Bueno, esta es la diferencia entre predicar un evangelio de ofertas y predicar el Evangelio verdadero con el peso de la Ley. Cuando comprendes que el Día del Juicio se acerca, que la ira de Dios es real y que no puedes sobrevivir a menos que poseas una justicia perfecta, y Jesús se te presenta diciendo: «Yo te daré mi justicia y quitaré tus pecados, pero en el camino tendrás aflicciones», tú te aferras a Él. No te quitarás ese paracaídas por nada del mundo; soportarás la incomodidad de tu carne porque sabes que aferrarte al señorío de Cristo es lo que te librará del lago de fuego eterno. Por esto, necesitamos con urgencia una nueva definición de lo que significa la "vida abundante". Jesús nunca la planteó como un sinónimo de comodidad material. Para Cristo, la vida abundante se veía así: «No tengo dónde recostar Mi cabeza, las zorras tienen mejores madrigueras que Yo, pero no importa, porque estoy en el centro absoluto de la voluntad de mi Padre». Su alimento no eran los lujos de este siglo, sino hacer la voluntad del que lo envió y terminar Su obra. La abundancia del Reino no consiste en tener una vida libre de conflictos, sino en el fruto eterno que se produce cuando glorificamos a Dios haciendo Su voluntad.

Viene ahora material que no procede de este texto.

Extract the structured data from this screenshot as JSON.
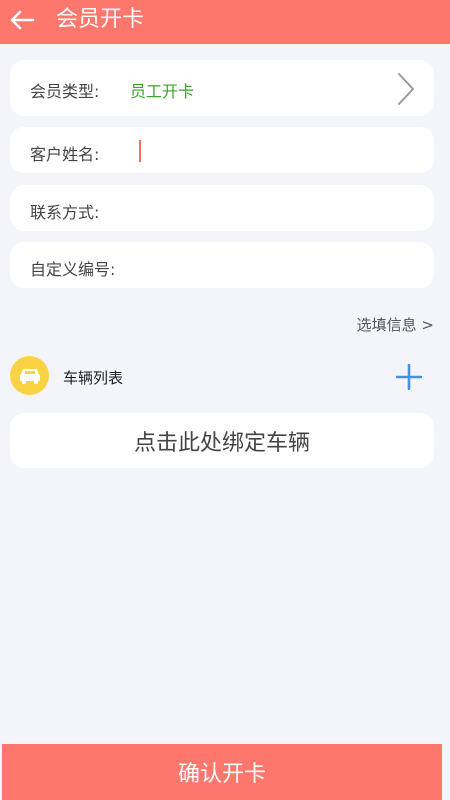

Lo verdaderamente dulce, abundante y satisfactorio es conocerle a Él. Cuando tu cimiento es el conocimiento íntimo de Dios, eres capaz de cantar alabanzas en la prisión a la medianoche, tal como lo hicieron Pablo y Silas. No te sorprendes ni te amargas cuando llegan las pruebas, las burlas de tu familia o la estrechez económica, porque sabes perfectamente que eso es exactamente lo que el Maestro te advirtió que pasaría en el camino angosto. La vida abundante no es tener una carrera cómoda sin dificultades; es la seguridad inquebrantable de que, pase lo que pase en el viaje, vas seguro en los brazos del Salvador hacia un destino de gloria eterna.
Oración: Señor Dios, te pedimos perdón por haber buscado a Cristo solo como un accesorio para mejorar nuestra comodidad y éxito en este mundo. Confiamos en Tu diagnóstico: estamos perdidos sin Tu gracia y merecemos Tu justo juicio. Gracias por vestirnos con la justicia perfecta de Tu Hijo. Danos la madurez para abrazar el paracaídas de la fe, sin importar las incomodidades, las pruebas o el rechazo que suframos en esta tierra. Que nuestra única definición de abundancia sea conocerte y permanecer en el centro de Tu perfecta voluntad. Amén
Para tu estudio personal:
- Examina por qué decidiste seguir a Jesús, ¿lo hiciste buscando un "potenciador de vida" que hiciera tus planes más agradables, o viniste con el terror de un pecador que sabe que necesita ser rescatado del juicio venidero?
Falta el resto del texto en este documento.